Lo sviluppo di criteri e la definizione di indicatori che siano in grado di valutare parallelamente la domanda di energia elettrica per il funzionamento dell’impianto di illuminazione, senza pregiudicare eccessivamente le condizioni di comfort luminoso risultano essere sempre più un elemento chiave nella valutazione degli interventi di riqualificazione degli edifici.
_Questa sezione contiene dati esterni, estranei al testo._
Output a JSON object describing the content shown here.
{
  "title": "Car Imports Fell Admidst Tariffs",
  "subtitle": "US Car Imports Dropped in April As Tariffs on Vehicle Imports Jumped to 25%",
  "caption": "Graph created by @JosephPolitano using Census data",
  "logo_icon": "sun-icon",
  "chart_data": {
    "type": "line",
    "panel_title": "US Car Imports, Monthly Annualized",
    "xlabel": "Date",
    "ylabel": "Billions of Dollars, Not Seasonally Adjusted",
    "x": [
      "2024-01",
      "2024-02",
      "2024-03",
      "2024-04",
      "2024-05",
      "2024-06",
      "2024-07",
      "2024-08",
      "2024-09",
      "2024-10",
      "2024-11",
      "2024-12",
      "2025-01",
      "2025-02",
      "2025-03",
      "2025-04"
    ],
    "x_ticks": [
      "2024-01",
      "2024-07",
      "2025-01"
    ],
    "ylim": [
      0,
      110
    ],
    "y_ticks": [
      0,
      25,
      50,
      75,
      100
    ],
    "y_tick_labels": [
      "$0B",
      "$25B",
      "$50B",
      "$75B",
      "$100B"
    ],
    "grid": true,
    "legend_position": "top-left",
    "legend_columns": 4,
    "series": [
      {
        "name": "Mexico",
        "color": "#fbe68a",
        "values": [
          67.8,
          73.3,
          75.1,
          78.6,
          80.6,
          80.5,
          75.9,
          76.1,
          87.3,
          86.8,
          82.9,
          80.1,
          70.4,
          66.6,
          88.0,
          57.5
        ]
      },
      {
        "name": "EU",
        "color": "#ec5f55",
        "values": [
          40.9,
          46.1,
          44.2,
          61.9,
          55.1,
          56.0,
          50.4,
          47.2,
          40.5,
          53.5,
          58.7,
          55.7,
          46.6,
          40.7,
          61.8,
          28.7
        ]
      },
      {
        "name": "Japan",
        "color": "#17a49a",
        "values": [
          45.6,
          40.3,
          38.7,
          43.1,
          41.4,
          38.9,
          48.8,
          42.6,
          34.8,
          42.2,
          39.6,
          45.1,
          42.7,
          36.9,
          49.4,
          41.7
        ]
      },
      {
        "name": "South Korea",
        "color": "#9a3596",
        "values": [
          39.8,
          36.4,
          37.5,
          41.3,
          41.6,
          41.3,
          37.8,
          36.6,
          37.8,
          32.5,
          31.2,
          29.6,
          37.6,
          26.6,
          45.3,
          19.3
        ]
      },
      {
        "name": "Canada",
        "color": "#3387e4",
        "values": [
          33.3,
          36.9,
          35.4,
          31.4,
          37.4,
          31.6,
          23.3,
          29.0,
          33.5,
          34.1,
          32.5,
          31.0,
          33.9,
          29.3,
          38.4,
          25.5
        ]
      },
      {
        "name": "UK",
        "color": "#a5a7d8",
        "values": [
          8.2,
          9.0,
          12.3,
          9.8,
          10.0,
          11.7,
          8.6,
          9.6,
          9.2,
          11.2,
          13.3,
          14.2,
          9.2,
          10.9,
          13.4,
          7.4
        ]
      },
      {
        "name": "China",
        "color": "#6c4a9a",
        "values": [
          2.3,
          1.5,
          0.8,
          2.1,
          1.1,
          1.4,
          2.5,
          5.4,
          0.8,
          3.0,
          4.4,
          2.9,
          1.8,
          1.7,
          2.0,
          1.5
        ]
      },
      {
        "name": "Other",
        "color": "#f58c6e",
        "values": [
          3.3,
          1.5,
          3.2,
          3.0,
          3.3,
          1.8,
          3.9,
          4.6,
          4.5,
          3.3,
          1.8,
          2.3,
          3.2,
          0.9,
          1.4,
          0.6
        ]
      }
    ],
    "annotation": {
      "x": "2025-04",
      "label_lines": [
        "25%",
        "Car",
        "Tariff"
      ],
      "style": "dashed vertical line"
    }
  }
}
La strategia progettuale dovrebbe consentire di massimizzare lo sfruttamento della luce naturale al fine di garantire qualità visiva, limitando al tempo stesso il rischio di fenomeni di abbagliamento e gli apporti solari durante la stagione di raffrescamento.
In questa direzione va lo standard svizzero SIA 387/4 del 2017 [13]. Rispetto allo standard EN 15193-1 [14], la SIA 387/4 si pone come obiettivo l’utilizzo efficiente dell’energia per l’illuminazione degli ambienti. Nella norma sono indicate due metodologie di calcolo: calcolo del carico elettrico specifico e delle ore di pieno carico per l’illuminazione (metodo semplificato), calcolo su base oraria molto simile a quello indicato nella norma EN 15193-1 (metodo dettagliato).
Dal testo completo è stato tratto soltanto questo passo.